Approaching the Event Horizon

As season 24 approached Fiasco had a sense of impending doom, not from the many known signs of impending doom, but from his innate sense of doom that came with his mothman nature. This peaked when his friend and teammate Finn James was pitching against the Fridays during their incineration - while James took the loss hard, Fiasco kept her company between games, even after she was faxed out for Alston Cerveza as the season progressed.

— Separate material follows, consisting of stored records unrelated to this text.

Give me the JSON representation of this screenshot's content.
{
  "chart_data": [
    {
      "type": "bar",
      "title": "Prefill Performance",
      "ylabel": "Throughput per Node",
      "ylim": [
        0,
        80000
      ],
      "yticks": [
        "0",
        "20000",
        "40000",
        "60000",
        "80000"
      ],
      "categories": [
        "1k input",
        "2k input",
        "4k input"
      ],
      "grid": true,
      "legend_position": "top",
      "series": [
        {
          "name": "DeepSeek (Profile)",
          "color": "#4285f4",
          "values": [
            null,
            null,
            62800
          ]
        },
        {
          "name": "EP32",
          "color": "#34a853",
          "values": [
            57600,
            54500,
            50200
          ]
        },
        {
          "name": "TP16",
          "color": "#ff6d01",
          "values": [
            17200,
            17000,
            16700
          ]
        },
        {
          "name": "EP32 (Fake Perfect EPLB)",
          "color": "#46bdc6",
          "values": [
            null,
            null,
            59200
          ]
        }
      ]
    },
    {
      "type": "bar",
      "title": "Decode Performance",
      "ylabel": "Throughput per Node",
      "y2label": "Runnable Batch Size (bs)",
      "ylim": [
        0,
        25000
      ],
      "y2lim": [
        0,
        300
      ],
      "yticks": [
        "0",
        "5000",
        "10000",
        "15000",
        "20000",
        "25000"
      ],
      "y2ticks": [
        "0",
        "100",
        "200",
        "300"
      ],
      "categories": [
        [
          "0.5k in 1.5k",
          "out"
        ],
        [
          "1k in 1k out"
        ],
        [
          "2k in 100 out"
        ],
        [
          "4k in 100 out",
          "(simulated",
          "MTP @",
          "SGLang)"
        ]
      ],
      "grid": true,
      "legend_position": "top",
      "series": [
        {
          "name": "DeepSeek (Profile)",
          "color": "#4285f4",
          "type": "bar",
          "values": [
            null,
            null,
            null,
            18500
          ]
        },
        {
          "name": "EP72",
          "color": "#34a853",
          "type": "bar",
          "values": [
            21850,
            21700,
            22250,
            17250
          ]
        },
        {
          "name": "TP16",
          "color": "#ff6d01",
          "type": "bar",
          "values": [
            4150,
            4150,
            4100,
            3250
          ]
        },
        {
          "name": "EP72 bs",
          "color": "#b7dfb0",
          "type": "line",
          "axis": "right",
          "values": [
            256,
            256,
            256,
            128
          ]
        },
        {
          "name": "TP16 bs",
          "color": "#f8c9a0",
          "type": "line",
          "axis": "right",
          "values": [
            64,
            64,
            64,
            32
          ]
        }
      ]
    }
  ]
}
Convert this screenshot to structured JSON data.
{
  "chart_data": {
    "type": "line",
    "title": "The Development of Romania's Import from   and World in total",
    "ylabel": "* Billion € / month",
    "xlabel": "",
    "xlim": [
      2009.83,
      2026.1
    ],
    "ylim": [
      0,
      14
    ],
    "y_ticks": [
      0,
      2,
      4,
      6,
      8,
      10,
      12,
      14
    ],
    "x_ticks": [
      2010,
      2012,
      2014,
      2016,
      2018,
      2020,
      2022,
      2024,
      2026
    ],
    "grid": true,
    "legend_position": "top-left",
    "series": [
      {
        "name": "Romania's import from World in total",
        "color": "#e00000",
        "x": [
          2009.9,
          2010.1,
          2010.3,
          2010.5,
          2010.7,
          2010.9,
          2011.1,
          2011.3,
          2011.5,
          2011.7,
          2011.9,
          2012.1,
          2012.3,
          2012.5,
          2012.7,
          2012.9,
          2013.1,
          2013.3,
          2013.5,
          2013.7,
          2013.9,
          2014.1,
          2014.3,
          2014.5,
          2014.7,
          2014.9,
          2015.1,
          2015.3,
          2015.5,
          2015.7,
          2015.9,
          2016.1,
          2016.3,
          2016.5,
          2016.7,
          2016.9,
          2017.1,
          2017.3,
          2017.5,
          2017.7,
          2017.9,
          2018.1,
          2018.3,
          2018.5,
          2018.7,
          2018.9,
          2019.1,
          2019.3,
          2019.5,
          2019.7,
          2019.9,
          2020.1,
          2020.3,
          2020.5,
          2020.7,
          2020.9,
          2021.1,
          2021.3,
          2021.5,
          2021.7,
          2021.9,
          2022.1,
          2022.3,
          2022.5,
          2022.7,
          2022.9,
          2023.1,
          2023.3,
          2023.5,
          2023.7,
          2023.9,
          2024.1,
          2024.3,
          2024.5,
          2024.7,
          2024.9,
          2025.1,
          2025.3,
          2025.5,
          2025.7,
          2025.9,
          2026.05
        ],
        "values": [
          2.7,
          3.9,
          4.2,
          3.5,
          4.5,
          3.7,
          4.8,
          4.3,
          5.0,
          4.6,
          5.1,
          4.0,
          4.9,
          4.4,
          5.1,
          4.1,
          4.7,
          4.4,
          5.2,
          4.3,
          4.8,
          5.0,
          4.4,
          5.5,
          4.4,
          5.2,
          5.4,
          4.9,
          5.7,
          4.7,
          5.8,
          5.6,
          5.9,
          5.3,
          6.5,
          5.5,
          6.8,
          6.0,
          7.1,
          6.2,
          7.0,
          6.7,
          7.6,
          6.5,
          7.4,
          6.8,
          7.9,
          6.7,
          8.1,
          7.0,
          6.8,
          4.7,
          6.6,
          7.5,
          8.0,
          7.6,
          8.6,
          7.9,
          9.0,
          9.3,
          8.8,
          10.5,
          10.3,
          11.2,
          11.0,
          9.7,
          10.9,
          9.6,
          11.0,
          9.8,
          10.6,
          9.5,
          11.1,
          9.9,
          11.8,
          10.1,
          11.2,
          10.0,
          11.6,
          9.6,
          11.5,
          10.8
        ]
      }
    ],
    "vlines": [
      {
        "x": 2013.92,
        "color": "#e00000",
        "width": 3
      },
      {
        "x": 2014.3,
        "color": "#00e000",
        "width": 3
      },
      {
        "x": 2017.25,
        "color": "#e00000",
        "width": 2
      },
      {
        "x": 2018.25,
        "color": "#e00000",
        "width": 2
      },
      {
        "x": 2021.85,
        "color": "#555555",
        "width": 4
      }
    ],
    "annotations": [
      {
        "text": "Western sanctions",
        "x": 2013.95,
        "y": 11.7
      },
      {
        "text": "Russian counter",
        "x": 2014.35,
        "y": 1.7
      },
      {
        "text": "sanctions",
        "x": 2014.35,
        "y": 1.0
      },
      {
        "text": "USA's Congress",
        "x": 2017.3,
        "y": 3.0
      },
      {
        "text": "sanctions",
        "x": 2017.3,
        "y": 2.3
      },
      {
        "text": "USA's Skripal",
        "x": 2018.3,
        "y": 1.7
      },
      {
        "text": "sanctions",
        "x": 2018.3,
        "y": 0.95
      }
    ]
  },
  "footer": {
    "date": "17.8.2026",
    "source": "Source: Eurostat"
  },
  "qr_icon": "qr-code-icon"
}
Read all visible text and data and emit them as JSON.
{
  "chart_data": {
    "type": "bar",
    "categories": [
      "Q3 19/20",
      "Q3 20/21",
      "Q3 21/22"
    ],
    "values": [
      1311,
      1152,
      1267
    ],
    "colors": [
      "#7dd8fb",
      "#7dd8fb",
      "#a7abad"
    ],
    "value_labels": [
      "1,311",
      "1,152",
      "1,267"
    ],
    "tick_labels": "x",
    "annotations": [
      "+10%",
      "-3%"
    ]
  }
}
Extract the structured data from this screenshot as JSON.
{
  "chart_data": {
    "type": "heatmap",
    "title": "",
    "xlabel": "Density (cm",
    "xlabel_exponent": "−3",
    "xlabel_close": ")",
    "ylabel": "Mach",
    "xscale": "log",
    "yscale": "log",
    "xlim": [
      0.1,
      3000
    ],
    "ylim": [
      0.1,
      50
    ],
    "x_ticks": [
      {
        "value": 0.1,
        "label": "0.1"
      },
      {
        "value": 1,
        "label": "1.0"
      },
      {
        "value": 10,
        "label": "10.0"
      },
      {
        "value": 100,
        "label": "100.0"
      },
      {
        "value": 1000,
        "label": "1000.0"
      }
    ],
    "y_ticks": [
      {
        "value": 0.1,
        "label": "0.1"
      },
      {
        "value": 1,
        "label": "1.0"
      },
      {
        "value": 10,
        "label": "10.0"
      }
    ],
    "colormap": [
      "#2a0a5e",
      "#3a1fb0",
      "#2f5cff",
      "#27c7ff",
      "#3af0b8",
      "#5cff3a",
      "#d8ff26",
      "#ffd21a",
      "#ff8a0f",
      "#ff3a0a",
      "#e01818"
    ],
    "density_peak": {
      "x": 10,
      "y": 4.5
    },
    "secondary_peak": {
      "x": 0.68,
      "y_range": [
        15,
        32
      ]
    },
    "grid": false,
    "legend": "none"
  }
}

Fiasco himself was fairly nonchalant about the end of the world, being more distressed at the thought of not being able to play blaseball anymore than the framework of the immaterial plane falling apart, the laws of reality being consumed, and teams drifting aimlessly through the void in their stadiums. Fiasco did express some regret that they couldn’t go see the Pulsar up close, because he considered it to be “a giant lamp that no one on the team would let [him] go touch”. In the end, as the Crabs sailed off towards the Event Horizon, where Fiasco was excited to see the Ohio Worms again after many seasons, and reiterated that the end of the world wasn’t really such a huge deal.